The euro dipped below $1.09, retreating from four-month highs reached earlier this month, as traders closely follow escalating trade tensions and geopolitical risks.
Euro edges lower as tariffs threat mounts
The latest flashpoint came when President Trump threatened to slap a 200% tariff on all EU wines, champagnes, and other alcoholic beverages in retaliation for the bloc’s newly announced tax on US whiskey. This move has heightened fears of a broader transatlantic trade dispute, which could weigh on economic growth and investor sentiment.
At the same time, market participants are monitoring developments in Ukraine, where Russia has pushed back against a US-brokered temporary ceasefire, raising concerns of further instability in the region. This geopolitical uncertainty has fueled demand for safe-haven assets, adding to pressure on the euro.

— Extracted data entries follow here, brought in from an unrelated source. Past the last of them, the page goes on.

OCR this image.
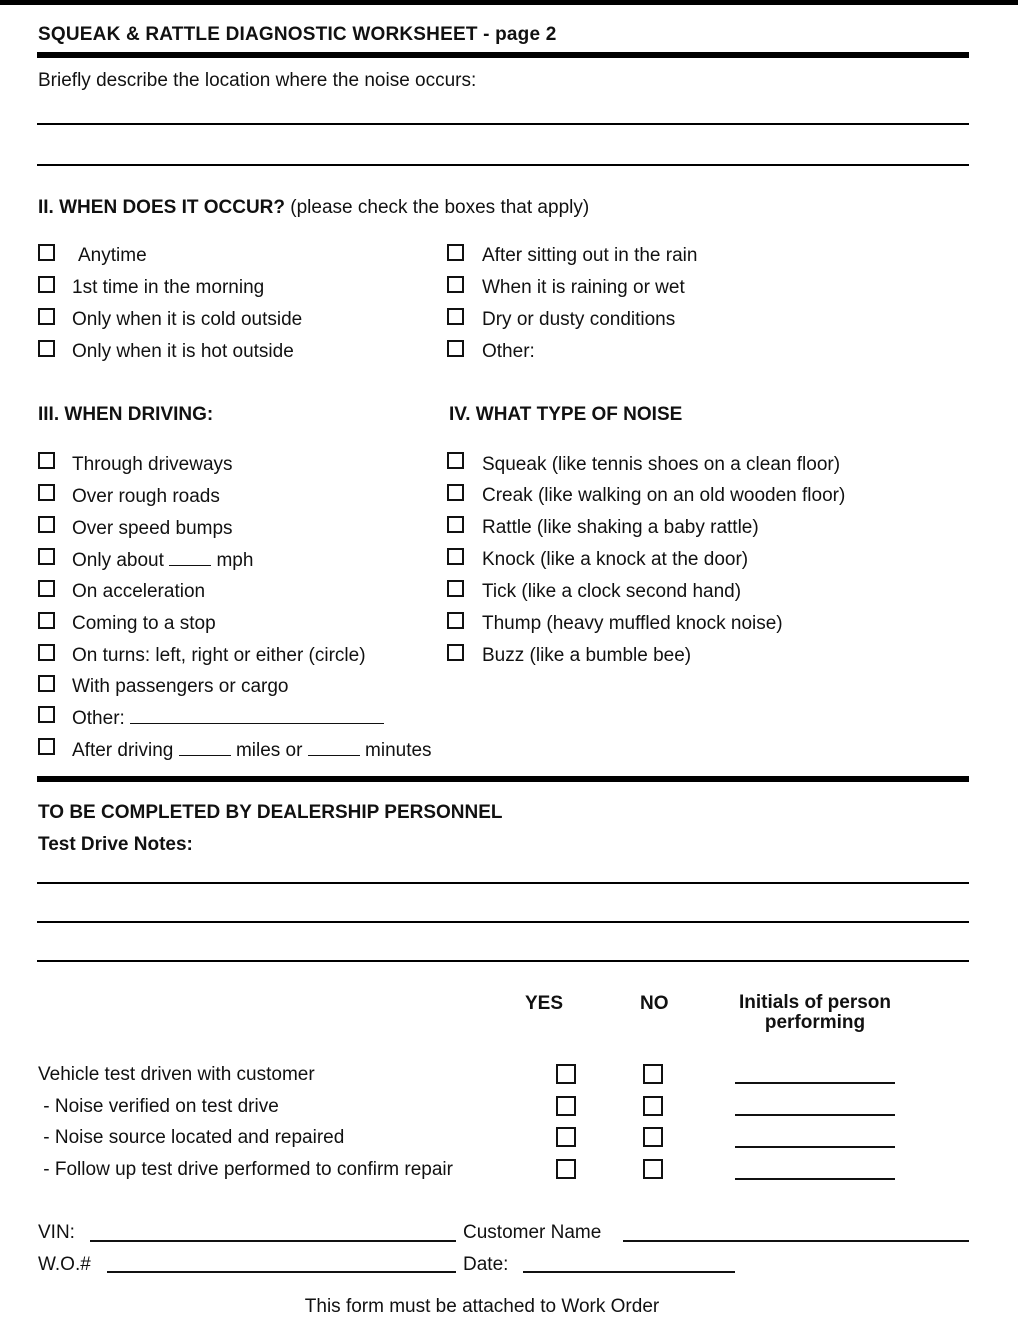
SQUEAK & RATTLE DIAGNOSTIC WORKSHEET - page 2
Briefly describe the location where the noise occurs:
II. WHEN DOES IT OCCUR? (please check the boxes that apply)
Anytime
1st time in the morning
Only when it is cold outside
Only when it is hot outside
After sitting out in the rain
When it is raining or wet
Dry or dusty conditions
Other:
III. WHEN DRIVING:
Through driveways
Over rough roads
Over speed bumps
Only about	mph
On acceleration
Coming to a stop
On turns: left, right or either (circle)
With passengers or cargo
Other:
After driving	miles or	minutes
IV. WHAT TYPE OF NOISE
Squeak (like tennis shoes on a clean floor)
Creak (like walking on an old wooden floor)
Rattle (like shaking a baby rattle)
Knock (like a knock at the door)
Tick (like a clock second hand)
Thump (heavy muffled knock noise)
Buzz (like a bumble bee)
TO BE COMPLETED BY DEALERSHIP PERSONNEL
Test Drive Notes:
YES	NO	Initials of person
performing
Vehicle test driven with customer
- Noise verified on test drive
- Noise source located and repaired
- Follow up test drive performed to confirm repair
VIN:	Customer Name
W.O.#	Date:
This form must be attached to Work Order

Concerns on German Parliament situation
In Germany, Parliament is engaged in intense debates over a new fiscal package, which includes a €500 billion infrastructure fund aimed at boosting key sectors like transportation, defense, and energy. The euro has found some support from expectations of increased defense spending across Europe, particularly in Germany, as governments respond to rising security concerns. Additionally, signs that the European Central Bank's monetary easing cycle may be nearing its conclusion have provided further backing to the common currency, as investors weigh the possibility of a shift in interest rate policy.